Complete step-by-step solution:
Given that \[A = {30^\circ },c = 7\sqrt 3 \]and \[C = {90^\circ }\]in triangle \[ABC\].
To find the area of a triangle with this information we need to use basic trigonometry. To do so, we first need to identify the lengths of each side and then use Pythagorean theorem to determine the length of the hypotenuse. That includes the following:
\[A\] is the degree of a triangle's base
\[C\] is the length of a straight-line segment that goes through the vertex and ends at the other two vertices.
\[\Delta ABC\] is a right triangle
Lastly, you will use trigonometry to solve for \[a\].
Considering that \[C = {90^\circ }\]
\[a = \frac{{c\sin A}}{{\sin C}}\]
\[a = \frac{{7\sqrt 3 \sin {{30}^\circ }}}{{\sin {{90}^\circ }}}\]

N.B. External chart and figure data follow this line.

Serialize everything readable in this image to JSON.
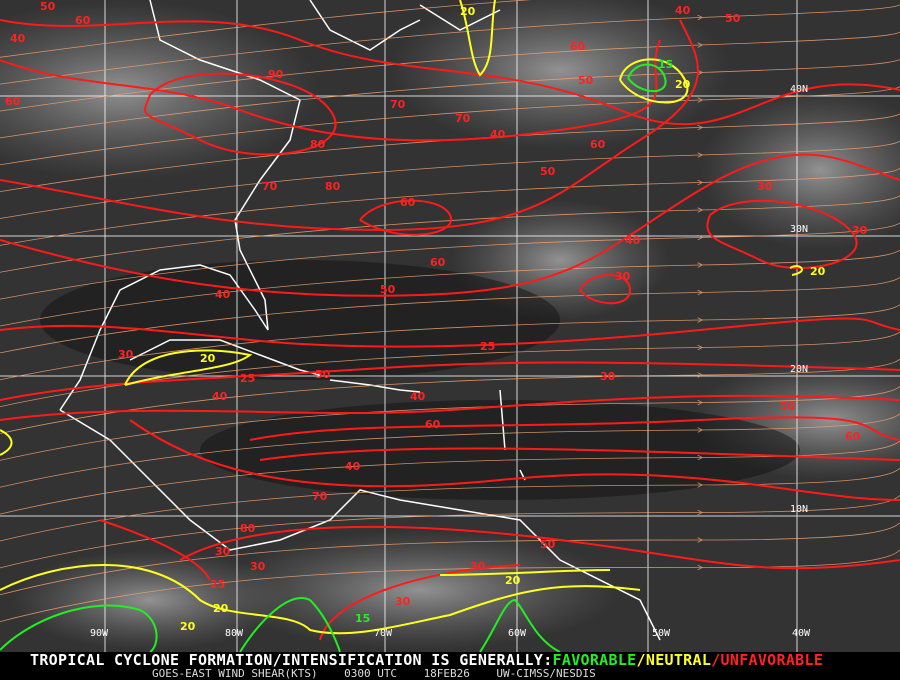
{
  "caption": {
    "headline": "TROPICAL CYCLONE FORMATION/INTENSIFICATION IS GENERALLY:",
    "favorable": "FAVORABLE",
    "sep1": "/",
    "neutral": "NEUTRAL",
    "sep2": "/",
    "unfavorable": "UNFAVORABLE",
    "product": "GOES-EAST WIND SHEAR(KTS)",
    "time": "0300 UTC",
    "date": "18FEB26",
    "source": "UW-CIMSS/NESDIS"
  },
  "colors": {
    "favorable": "#22ee22",
    "neutral": "#ffff22",
    "unfavorable": "#ff2222",
    "streamline": "#f0a070",
    "grid": "#ffffff"
  },
  "grid": {
    "lon_labels": [
      "90W",
      "80W",
      "70W",
      "60W",
      "50W",
      "40W"
    ],
    "lat_labels": [
      "40N",
      "30N",
      "20N",
      "10N"
    ]
  },
  "contour_labels": [
    {
      "v": "50",
      "c": "unfavorable"
    },
    {
      "v": "60",
      "c": "unfavorable"
    },
    {
      "v": "40",
      "c": "unfavorable"
    },
    {
      "v": "60",
      "c": "unfavorable"
    },
    {
      "v": "90",
      "c": "unfavorable"
    },
    {
      "v": "70",
      "c": "unfavorable"
    },
    {
      "v": "80",
      "c": "unfavorable"
    },
    {
      "v": "70",
      "c": "unfavorable"
    },
    {
      "v": "80",
      "c": "unfavorable"
    },
    {
      "v": "60",
      "c": "unfavorable"
    },
    {
      "v": "40",
      "c": "unfavorable"
    },
    {
      "v": "50",
      "c": "unfavorable"
    },
    {
      "v": "60",
      "c": "unfavorable"
    },
    {
      "v": "60",
      "c": "unfavorable"
    },
    {
      "v": "50",
      "c": "unfavorable"
    },
    {
      "v": "40",
      "c": "unfavorable"
    },
    {
      "v": "20",
      "c": "neutral"
    },
    {
      "v": "15",
      "c": "favorable"
    },
    {
      "v": "20",
      "c": "neutral"
    },
    {
      "v": "30",
      "c": "unfavorable"
    },
    {
      "v": "40",
      "c": "unfavorable"
    },
    {
      "v": "50",
      "c": "unfavorable"
    },
    {
      "v": "60",
      "c": "unfavorable"
    },
    {
      "v": "50",
      "c": "unfavorable"
    },
    {
      "v": "40",
      "c": "unfavorable"
    },
    {
      "v": "30",
      "c": "unfavorable"
    },
    {
      "v": "30",
      "c": "unfavorable"
    },
    {
      "v": "25",
      "c": "unfavorable"
    },
    {
      "v": "20",
      "c": "neutral"
    },
    {
      "v": "40",
      "c": "unfavorable"
    },
    {
      "v": "50",
      "c": "unfavorable"
    },
    {
      "v": "30",
      "c": "unfavorable"
    },
    {
      "v": "20",
      "c": "neutral"
    },
    {
      "v": "25",
      "c": "unfavorable"
    },
    {
      "v": "30",
      "c": "unfavorable"
    },
    {
      "v": "40",
      "c": "unfavorable"
    },
    {
      "v": "50",
      "c": "unfavorable"
    },
    {
      "v": "60",
      "c": "unfavorable"
    },
    {
      "v": "60",
      "c": "unfavorable"
    },
    {
      "v": "70",
      "c": "unfavorable"
    },
    {
      "v": "80",
      "c": "unfavorable"
    },
    {
      "v": "70",
      "c": "unfavorable"
    },
    {
      "v": "50",
      "c": "unfavorable"
    },
    {
      "v": "40",
      "c": "unfavorable"
    },
    {
      "v": "30",
      "c": "unfavorable"
    },
    {
      "v": "20",
      "c": "neutral"
    },
    {
      "v": "30",
      "c": "unfavorable"
    },
    {
      "v": "25",
      "c": "unfavorable"
    },
    {
      "v": "20",
      "c": "neutral"
    },
    {
      "v": "20",
      "c": "neutral"
    },
    {
      "v": "15",
      "c": "favorable"
    },
    {
      "v": "30",
      "c": "unfavorable"
    },
    {
      "v": "30",
      "c": "unfavorable"
    }
  ]
}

\[a = \frac{{7\sqrt 3 }}{2}\]
So, Option B is correct.
Note:
Making sure that students comprehend how fundamental trigonometry functions is crucial. The altitude (\[A\]), as applied to right triangles, is a measurement of how far the triangle's peak angle rises above the opposing side. Here, \[A\] is at 30 degrees and c is at \[\frac{{7\sqrt 3 }}{2}\]. As a result, the angle between \[A\] and \[C\] is 90 degrees since the perpendicular bisector equally cuts across both positions.